Namun, hal itu miris ketika perkembangan e-commerce sangat pesat di Indonesia ternyata memiliki dampak ke depan lebih hebat dan cukup berbahaya untuk segera dihadapi. Keadaan yang dihadapi dimana Indonesia belum memiliki cara yang baik untuk menguragi masuknya barang asing melalui e-commerce.
Kondisi Neraca Perdagangan Indonesia dengan Republik Rakyat Tiongkok pada tahun 2018 berdasarkan data Kementerian Perdagangan mengalami defisit pada sektor non migas 20,85 milliar dolar AS atau mengalami kenaikan 47,25% dari tahun 2017 yang sejumlah 14.16 miliar dolar AS. Hal tersebut menandakan ekspor barang China menyerbu deras ke pasar Indonesia yang berakibat defisit sangat besar.
Pemerintah perlu mengurangi defisit neraca perdangangan yang semakin parah. Defisit neraca perdagangan yang besar karena ada payung ACFTA dimana barang masuk tidak dikenakan pajak. Serbuan barang China melalui e-commerce akan lebih kencang ke depan, pemerintah perlu untuk di mengevaluasi jenis barang yang diimpor dari China dan memproduksi barang-barang yang lebih kompetitif dan berdaya saing dalam harga.
Kamuflase Investasi
China juga berusaha memperluas pengaruhnya dalam aspek keuangan dan infrastruktur yang didanai oleh bank baru China bernama AIIB (Asian Infrastructure Investment Bank) untuk memperbesar alat modal yang sangat diperlukan untuk pembangunan infrastruktur di Asia, termasuk Indonesia.
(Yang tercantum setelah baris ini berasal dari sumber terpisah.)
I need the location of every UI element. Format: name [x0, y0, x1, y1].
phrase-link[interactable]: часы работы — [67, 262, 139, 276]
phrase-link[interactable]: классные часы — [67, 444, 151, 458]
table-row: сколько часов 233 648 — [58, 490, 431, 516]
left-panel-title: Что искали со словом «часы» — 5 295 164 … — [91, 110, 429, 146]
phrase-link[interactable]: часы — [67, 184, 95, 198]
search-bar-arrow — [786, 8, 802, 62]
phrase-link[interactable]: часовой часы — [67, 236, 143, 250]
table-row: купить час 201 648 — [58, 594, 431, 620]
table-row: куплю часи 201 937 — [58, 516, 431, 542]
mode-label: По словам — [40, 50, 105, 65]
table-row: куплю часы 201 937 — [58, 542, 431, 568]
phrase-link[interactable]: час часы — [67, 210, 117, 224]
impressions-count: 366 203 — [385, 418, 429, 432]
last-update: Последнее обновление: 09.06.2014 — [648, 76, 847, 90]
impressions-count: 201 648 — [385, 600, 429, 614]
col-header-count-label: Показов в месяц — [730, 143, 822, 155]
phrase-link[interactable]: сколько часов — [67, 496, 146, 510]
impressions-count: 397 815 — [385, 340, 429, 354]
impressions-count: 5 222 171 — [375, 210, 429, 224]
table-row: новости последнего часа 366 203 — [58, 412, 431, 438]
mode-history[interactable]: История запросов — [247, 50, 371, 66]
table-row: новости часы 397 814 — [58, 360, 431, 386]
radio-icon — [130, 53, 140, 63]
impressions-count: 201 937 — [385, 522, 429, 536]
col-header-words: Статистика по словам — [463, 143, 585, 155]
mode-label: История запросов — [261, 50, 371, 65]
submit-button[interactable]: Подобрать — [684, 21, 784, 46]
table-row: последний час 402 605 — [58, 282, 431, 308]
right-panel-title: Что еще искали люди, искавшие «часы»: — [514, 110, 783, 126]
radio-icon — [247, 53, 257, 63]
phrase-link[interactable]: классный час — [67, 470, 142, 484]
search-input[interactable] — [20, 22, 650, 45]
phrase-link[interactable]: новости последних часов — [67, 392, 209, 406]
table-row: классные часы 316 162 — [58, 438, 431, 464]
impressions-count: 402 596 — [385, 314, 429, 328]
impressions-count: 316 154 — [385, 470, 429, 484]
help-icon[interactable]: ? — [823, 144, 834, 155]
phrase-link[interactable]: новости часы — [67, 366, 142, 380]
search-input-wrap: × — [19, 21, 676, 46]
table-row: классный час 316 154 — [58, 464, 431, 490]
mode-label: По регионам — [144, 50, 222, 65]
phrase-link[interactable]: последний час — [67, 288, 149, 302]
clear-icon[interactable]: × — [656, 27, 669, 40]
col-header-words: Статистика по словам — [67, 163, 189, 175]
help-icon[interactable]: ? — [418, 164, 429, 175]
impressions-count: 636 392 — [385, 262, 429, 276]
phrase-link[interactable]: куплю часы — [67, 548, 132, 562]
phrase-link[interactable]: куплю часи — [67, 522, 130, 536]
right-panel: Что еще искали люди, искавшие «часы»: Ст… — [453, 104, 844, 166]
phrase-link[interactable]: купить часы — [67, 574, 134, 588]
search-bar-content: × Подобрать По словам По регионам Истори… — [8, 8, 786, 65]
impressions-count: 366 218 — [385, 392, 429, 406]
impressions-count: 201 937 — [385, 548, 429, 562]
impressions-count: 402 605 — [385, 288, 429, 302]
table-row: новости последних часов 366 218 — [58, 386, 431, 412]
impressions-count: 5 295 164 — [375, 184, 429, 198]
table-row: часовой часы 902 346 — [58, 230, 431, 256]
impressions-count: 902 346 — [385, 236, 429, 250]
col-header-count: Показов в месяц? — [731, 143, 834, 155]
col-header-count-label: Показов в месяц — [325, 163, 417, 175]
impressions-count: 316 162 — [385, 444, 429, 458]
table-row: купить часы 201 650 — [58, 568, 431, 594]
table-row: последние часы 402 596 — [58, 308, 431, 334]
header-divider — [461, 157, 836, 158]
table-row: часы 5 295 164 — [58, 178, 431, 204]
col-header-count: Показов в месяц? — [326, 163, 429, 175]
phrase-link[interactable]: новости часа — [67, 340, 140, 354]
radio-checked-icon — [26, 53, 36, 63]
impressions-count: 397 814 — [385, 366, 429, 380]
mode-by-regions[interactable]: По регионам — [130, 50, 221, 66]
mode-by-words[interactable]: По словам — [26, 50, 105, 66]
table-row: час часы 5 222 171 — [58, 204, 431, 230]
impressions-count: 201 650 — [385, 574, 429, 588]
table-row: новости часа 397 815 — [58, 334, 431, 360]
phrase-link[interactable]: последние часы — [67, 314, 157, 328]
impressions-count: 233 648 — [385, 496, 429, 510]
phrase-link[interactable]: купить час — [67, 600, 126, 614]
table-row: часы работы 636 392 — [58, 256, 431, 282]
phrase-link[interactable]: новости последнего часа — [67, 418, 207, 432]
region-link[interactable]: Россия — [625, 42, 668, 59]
China setelah AIIB memiliki pengaruh ganda bagi Indonesia, sisi positifnya Indonesia memiliki alternatif untuk pembangunan infrastruktur dan ekonomi selain berbagai Bank Pembangunan Multi (MDB) yang sudah ada seperti IMF, ADB, IDB, dan WB. Ini berarti Indonesia akan kurang tergantung pada kondisi ekonomi Barat. Tetapi di sisi lain, kekuatan ekonomi hegemonik Tiongkok secara bertahap membuat posisi Indonesia lebih ditentukan oleh mereka.
Peningkatan investasi yang diikuti juga dengan masuknya TKA asal China secara besar-besaran tentu akan mengurangi kesempatan tenaga kerja Indonesia. Pemerintah terlalu memberikan kemudahaan TKA China karena terikat perjanjian timbal balik terkait adanya investasi Cina yang masuk ke Indonesia. Kedatangan investasi dari China seperti yang terjadi di negara lain akan berpotensi mengalami kerugian dalam dua hal, yaitu keamanan aset negara dan mengancam tenaga kerja.
Lemahnya kondisi di Indonesia terkait dengan diplomasi politik-ekonomi internasional memiliki akar yang dalam dan tidak semata-mata karena metode atau pengelolaan diplomasi yang tidak mencerminkan kepentingan nasional, tetapi juga terkait dengan paradigma berpikir dan cara hidup bangsa yang belum lebih menganut karakter nilai-nilai yang sesuai Pancasila dan Konstitusi untuk kembali ke kedaulatan rakyat.